Despite higher sales, the losses of the British online retailer and technology group Ocado have increased significantly over the past year. Investments in technological retail solutions are proving costly.
Increased turnover wiped out by rising costs
Ocado’s group turnover grew by 7.2 % to 2.5 billion pounds (just under three billion euros). The company sells online groceries in the United Kingdom through a joint venture with Marks & Spencer – an activity that boomed during the pandemic – and helps other (foreign) retailers set up and improve their online operations. In the long term, the technology business is expected to be the primary source of growth.

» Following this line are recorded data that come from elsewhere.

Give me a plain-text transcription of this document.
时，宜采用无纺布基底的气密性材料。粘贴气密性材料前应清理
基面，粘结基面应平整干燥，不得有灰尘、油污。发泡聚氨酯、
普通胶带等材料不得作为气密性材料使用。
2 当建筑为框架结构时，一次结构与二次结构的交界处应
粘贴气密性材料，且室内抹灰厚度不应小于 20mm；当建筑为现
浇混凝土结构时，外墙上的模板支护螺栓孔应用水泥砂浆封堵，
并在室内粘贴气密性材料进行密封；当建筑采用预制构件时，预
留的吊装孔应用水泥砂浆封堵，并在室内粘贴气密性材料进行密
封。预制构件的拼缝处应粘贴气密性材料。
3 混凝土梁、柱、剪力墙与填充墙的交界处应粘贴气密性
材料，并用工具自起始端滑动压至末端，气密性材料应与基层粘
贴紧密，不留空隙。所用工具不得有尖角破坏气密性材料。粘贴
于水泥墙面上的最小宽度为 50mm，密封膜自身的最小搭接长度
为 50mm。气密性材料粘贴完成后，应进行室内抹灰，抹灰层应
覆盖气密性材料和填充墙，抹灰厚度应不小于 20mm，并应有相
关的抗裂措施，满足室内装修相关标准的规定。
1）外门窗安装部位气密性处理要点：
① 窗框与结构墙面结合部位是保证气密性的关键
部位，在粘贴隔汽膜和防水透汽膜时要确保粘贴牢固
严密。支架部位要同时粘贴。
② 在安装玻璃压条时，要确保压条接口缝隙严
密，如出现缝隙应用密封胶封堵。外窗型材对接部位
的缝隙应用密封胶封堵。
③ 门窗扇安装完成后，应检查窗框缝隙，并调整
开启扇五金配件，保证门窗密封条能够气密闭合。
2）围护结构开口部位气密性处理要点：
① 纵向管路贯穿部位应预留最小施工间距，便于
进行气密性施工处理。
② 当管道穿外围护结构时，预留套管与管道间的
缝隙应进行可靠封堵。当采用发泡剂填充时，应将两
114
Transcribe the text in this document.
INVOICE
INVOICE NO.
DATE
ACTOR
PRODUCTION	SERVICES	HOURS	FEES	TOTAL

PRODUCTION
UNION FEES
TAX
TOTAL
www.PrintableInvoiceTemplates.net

Ocado’s retail turnover increased by 4.6 % to 2.29 billion pounds (2.7 billion euros) in 2021, while income from the international solutions division quadrupled to 66.6 million pounds (80 million euros). Last year, the company opened five new fulfilment centres for overseas customers, including the first two in the United States. Revenue from logistics and other services in the UK increased by 8.6 % to 710.4 million pounds (850 million euros).
Red figures
However, costs increased even more than sales: distribution and administration costs rose by a fifth, as Ocado invested heavily in technological solutions for its retail customers and expanded its support services. Partly because of this, gross operating profit decreased from 73.1 million pounds to 61 million pounds (72 million euros). However, the result was in line with the analyst’s expectations, ShareCast reports.
Ocado ended the year with a pre-tax loss of 176.9 million pounds (210 million euros), more than three times higher than a year earlier. Investors did not appreciate the red figures: on the London stock exchange, the shares of the web supermarket and technology supplier went down considerably.